A holiday to remember

Family stories are like piles of fertile compost. They are made up of moments left behind by one generation, and if spread over the right places, can nurture many generations to come.

Holidays are the best times to share those stories. That's when there are enough young people around to encourage the storyteller and enough older people who can set the record straight when the tales get out of hand.

Family stories don't have to be particularly deep or complex to warrant repeating. They may just be a great tale — like the story about the time when, as children, my husband and his best friend ate most of the turkey before dinner one Thanksgiving. They tried to reconstruct the demolished bird with the shattered remnants of a turkey breast, but not before they were discovered and nearly killed by his friend's mother.

Then there are the stories of quiet courage, like how my father rescued a family from a burning house, or how my grandmother discovered she was a businesswoman after my grandfather got so ill he couldn't work. Others are stories of hardship, loss and sorrow.

The stories tie me to my family like an umbilical cord. They nourish my soul and guide my feet. They remind me that I wasn't the first and won't be the last to pass by a brambled pathway. They give my life vintage and pedigree, and a legacy to pass on to my children.

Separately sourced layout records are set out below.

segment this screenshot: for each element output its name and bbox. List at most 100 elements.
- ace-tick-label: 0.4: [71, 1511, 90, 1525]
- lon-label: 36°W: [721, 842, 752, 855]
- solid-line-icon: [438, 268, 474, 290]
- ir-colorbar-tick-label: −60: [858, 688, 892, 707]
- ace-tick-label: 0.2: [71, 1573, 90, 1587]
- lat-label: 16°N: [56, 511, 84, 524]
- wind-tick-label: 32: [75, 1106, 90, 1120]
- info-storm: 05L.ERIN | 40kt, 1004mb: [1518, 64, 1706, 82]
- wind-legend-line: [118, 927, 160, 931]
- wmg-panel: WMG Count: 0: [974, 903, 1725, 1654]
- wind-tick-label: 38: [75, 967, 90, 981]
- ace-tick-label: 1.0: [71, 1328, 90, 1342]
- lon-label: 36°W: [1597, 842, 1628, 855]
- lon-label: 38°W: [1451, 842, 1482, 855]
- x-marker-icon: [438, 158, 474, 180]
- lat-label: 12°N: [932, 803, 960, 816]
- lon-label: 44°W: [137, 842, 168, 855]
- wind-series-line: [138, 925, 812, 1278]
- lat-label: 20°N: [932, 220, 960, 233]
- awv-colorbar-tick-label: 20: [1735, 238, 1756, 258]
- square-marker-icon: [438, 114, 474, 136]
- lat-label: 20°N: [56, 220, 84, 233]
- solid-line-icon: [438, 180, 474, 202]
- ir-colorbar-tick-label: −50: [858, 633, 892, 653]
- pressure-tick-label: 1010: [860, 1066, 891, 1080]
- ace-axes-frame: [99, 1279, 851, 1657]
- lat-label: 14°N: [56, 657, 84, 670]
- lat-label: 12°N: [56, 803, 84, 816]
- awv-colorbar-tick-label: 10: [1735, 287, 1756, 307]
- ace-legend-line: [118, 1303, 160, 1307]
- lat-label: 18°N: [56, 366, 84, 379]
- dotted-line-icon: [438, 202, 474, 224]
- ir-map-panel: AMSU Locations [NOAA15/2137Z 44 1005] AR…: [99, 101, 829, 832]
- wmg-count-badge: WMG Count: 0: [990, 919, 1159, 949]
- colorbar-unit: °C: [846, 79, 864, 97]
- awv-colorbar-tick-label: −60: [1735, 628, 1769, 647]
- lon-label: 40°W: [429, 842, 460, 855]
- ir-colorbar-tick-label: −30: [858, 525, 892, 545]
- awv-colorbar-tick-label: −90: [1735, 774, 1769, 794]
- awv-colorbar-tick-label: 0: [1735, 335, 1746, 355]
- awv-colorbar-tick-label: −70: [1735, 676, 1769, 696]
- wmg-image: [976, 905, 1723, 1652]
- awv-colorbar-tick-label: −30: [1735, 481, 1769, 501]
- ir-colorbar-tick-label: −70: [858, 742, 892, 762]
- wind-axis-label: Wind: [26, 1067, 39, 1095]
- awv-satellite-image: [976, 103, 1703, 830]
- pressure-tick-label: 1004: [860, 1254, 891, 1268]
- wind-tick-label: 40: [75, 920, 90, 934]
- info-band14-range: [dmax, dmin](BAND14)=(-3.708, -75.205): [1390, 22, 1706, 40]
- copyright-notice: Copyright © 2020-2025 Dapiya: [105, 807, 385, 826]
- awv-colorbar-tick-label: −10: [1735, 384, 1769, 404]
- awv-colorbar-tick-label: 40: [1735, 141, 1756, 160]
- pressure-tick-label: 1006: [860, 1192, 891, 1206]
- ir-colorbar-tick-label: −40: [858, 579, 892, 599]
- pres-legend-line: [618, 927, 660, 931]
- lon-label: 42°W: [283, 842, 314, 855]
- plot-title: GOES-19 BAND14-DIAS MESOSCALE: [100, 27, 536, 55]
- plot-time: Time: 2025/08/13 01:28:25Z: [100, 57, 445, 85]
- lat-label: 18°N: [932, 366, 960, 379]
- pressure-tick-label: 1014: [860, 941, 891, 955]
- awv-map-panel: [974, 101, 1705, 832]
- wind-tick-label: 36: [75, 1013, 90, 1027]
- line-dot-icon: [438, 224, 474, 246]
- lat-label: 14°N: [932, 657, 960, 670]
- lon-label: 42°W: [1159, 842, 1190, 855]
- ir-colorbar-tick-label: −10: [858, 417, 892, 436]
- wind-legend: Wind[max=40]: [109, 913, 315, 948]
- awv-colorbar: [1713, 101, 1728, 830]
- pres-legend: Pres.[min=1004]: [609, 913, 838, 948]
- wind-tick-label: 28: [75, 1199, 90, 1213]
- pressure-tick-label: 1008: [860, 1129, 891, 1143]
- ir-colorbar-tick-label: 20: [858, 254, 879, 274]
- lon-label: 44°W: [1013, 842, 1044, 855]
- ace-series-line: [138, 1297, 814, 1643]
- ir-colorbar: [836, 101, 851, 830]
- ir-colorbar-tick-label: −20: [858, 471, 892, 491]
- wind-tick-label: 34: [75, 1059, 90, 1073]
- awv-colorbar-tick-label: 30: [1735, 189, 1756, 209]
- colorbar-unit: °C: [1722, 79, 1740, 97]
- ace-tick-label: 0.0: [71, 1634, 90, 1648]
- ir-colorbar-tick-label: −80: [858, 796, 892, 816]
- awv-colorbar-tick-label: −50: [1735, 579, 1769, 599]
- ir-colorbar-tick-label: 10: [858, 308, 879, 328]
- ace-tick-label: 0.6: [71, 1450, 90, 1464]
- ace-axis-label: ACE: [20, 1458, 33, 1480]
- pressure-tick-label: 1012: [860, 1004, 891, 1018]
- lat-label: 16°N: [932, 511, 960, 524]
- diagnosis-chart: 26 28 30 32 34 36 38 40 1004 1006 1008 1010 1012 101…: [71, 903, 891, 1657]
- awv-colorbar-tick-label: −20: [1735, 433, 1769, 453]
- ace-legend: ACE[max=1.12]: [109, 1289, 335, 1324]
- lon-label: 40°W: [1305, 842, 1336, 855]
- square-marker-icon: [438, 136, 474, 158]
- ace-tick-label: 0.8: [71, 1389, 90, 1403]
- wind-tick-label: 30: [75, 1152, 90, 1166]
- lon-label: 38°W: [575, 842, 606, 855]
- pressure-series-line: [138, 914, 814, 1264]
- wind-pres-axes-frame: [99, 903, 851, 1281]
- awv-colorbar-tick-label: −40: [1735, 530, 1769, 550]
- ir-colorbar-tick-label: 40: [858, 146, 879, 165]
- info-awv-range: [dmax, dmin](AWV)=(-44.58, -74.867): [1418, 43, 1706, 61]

We've used Kwanzaa to celebrate our family stories. Because Kwanzaa has not yet taken on the commercialism of Christmas, it's an amazingly pliable holiday which still can be shaped family by family.

But there are a few parameters: Kwanzaa, which means "first fruits" in Swahili, was created by African-American Dr. Maulana Karenga in 1966. It borrows heavily from African values. For each of the seven days following Christmas, families light candles and observe seven Kwanzaa principles: unity, self-determination, collective work and responsibility, cooperative economics, purpose, creativity and faith. After dinner each night, the family pours libations from a single cup in memory of their ancestors. On the last day of Kwanzaa — New Year's Day —family and friends partake in a feast.

In our family, we celebrate Kwanzaa by giving handmade gifts to friends. And in early December, I start preparing the kids for their Kwanzaa presentation. They usually write a poem or a story about the life of an ancestor. This year, they will not only tell stories, they also will listen: A family member has written a book about the family's journey from Louisiana to Detroit during the Great Migration. They will hear the stories of their family's struggle for a better life, and understand the sacrifices that were made along the way.

At some point during the Kwanzaa week we will go to see Down in the Delta, a film that could become a holiday classic. In her directorial debut, poet Maya Angelou has given us a film about a Chicago family which has forgotten its stories and forsaken its heritage. In Down in the Delta, Mary Alice plays a grandmother who is losing a grip on her alcoholic daughter, Loretta (Alfre Woodard). When the grandmother can hold on no longer, she reaches out for her brother, Earl, in Mississippi, and for the power of family tradition. Earl agrees to take in Loretta and her two children for a summer.

To get the money for the trip South, the grandmother pawns the family's one heirloom — a silver candelabra which had been in the family since Emancipation. "It's up to you to straighten up and get a job so that we can buy it back," she says to Loretta, who suddenly understands that the survival of the family is on her shoulders.

When Uncle Earl meets his city kin at the bus stop, he can immediately see that they are lost and soulless. They are charred trees with shriveled roots, kites trying to fly with no one to hold on to the strings.

Earl takes them home where they meet his wife, Annie. Ravaged with Alzheimer's and unable to remember even her own son's face, Aunt Annie takes one look at Loretta and cries, "Mama!" Annie had peered deep into Loretta's character, and saw something in Loretta that she did not even know was there.

But Loretta just thinks her aunt is crazy. "You need to put her in a home," she whines to her Uncle Earl. But he looks past the cold slap of the comment and says firmly, "She's already home."

As the summer unfolds, so do the values that embody Kwanzaa. Loretta and her children learn about cooperation, unity and faith. They begin to feel rooted in something greater than themselves. They have a noble past, a past that is enshrined in the tale of the silver candelabra. It's a story that has been handed down for 100 years, and when Loretta and her children finally understand the meaning of it, they are empowered by their past.

Down in the Delta is neither a Christmas story, nor does it ever once mention the word Kwanzaa. Yet, the wonder of the season is so alive in this film, no one can see it — no matter what their race or ethnicity — without completely understanding that in history, there is redemption.